Main Classes and Structure#

RolloutBuffer#

Used for on-policy algorithms (such as PPO, GRPO), storing a shared rollout TensorDict for collector and algorithm stages.
Supports multi-environment parallelism with rollout batch shape [N, T + 1], all data allocated on GPU.
Structure fields:
- obs: Flattened observation tensor, float32, shape [N, T + 1, obs_dim]
- action: Action tensor, float32, shape [N, T + 1, action_dim]
- sample_log_prob: Action log probabilities, float32, shape [N, T + 1]
- value: Value estimates, float32, shape [N, T + 1]
- reward: Reward tensor, float32, shape [N, T + 1]
- done: Done flags, bool, shape [N, T + 1]
- terminated: Termination flags, bool, shape [N, T + 1]
- truncated: Truncation flags, bool, shape [N, T + 1]
- Algorithm-added fields such as advantage, return, seq_mask, and seq_return

The final time index is valid for obs and value, where it stores the last observation and bootstrap value. For transition-only fields (action, reward, done, etc.), the final slot is padding so all rollout fields can share the same [N, T + 1] batch shape.

Main Methods#

start_rollout(): Returns the shared preallocated rollout TensorDict for collector write-in.
add(rollout): Marks the shared rollout as ready for consumption.
get(flatten=True): Returns the stored rollout after converting it to a transition view over the valid first T steps.
transition_view(rollout, flatten=False): Builds a transition-aligned view that drops the padded final slot from transition-only fields.
iterate_minibatches(rollout, batch_size, device): Shared batching utility in buffer/utils.py.

Usage Example#

buffer = RolloutBuffer(num_envs, rollout_len, obs_dim, action_dim, device)
rollout = collector.collect(num_steps=rollout_len, rollout=buffer.start_rollout())
buffer.add(rollout)

rollout = buffer.get(flatten=False)
flat_rollout = transition_view(rollout, flatten=True)
for batch in iterate_minibatches(flat_rollout, batch_size, device):
    # batch["obs"], batch["action"], batch["advantage"] ...
    pass

Design and Extension#

Supports multi-environment parallel collection, compatible with Gymnasium-style vectorized environments.
All tensors are preallocated on device to avoid frequent CPU-GPU copying.
Algorithm-specific fields are attached directly onto the shared rollout TensorDict during optimization.
The shared minibatch iterator automatically shuffles flattened transition entries for PPO/GRPO style updates.

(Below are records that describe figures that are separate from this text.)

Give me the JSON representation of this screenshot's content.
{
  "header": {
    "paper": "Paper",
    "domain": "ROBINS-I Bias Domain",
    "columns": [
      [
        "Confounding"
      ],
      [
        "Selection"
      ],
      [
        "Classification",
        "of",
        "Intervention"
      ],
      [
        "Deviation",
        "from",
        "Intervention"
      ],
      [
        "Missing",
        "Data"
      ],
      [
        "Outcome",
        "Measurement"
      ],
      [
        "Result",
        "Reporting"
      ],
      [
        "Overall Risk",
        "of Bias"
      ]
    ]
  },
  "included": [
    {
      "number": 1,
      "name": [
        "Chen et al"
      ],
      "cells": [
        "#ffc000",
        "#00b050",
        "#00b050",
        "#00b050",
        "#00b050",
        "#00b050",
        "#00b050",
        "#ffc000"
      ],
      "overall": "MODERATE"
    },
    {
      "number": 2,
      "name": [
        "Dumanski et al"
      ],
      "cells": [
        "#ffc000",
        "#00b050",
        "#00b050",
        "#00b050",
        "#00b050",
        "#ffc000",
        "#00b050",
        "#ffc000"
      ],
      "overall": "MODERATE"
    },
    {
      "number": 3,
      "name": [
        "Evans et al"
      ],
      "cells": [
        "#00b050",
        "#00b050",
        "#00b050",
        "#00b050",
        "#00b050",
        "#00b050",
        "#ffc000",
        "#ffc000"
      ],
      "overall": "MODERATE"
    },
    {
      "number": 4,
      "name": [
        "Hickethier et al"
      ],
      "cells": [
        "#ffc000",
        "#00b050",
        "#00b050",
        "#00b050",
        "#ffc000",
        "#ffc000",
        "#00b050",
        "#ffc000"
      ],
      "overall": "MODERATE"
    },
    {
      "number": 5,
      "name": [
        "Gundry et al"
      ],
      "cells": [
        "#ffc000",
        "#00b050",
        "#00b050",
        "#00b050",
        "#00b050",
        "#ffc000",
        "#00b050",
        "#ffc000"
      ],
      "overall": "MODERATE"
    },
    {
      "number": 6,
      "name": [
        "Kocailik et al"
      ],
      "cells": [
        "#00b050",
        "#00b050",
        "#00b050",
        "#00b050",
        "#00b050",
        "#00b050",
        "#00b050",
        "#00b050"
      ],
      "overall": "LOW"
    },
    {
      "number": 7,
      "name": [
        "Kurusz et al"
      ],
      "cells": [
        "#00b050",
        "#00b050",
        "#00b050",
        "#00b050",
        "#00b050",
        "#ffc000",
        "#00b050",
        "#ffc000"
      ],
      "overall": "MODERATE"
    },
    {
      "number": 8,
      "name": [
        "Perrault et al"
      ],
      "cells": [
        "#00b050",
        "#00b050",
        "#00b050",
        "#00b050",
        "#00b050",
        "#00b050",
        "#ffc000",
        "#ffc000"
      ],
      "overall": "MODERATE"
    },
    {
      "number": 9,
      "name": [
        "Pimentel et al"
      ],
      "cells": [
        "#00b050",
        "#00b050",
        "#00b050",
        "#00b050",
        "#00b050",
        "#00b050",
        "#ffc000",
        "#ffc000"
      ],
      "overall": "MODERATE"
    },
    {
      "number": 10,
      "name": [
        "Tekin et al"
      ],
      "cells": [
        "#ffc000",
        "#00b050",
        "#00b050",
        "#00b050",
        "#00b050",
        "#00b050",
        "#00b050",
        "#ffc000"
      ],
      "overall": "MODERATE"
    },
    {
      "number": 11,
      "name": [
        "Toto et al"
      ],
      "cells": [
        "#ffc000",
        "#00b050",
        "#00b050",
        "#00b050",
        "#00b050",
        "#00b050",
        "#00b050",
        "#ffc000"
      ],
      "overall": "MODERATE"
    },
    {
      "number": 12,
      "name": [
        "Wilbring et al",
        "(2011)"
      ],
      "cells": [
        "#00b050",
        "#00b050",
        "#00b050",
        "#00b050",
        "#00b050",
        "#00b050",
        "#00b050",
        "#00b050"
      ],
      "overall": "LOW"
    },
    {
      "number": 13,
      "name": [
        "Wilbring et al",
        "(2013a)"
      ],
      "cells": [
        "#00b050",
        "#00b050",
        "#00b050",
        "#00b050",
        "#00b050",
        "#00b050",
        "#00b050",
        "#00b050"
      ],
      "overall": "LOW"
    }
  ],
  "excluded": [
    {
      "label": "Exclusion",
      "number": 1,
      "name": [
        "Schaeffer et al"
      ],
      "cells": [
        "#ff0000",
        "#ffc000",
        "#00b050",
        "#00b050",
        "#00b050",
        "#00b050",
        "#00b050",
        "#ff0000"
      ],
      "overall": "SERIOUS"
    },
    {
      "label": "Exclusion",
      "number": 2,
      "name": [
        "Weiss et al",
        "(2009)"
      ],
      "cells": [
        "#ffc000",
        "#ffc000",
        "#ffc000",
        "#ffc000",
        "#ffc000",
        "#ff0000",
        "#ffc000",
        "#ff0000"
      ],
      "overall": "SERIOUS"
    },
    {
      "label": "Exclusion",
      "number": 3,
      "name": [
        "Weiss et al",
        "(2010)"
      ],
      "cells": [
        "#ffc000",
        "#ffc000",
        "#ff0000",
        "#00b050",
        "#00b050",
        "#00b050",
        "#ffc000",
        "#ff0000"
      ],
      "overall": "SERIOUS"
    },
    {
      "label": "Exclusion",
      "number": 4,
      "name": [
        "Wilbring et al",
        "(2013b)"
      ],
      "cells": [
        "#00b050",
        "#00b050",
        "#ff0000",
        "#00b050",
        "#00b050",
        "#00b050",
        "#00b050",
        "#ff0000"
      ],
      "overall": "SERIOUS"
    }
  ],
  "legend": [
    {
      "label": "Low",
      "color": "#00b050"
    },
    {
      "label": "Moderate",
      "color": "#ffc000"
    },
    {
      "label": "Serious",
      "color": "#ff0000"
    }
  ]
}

Code Example#class RolloutBuffer:
    def __init__(self, num_envs, rollout_len, obs_dim, action_dim, device):
        # Preallocate rollout TensorDict
        ...
    def start_rollout(self):
        # Return shared rollout storage
        ...
    def add(self, rollout):
        # Mark rollout as full
        ...
    def get(self, flatten=True):
        # Consume rollout
        ...

Practical Tips#

The rollout buffer stores flattened RL observations; structured observations should be flattened or encoded before entering this buffer.
value[:, -1] stores the bootstrap value of the final observation. The final slot of transition-only fields is padding and should be ignored during optimization.
Use transition_view() plus iterate_minibatches() instead of duplicating rollout slicing logic in each algorithm.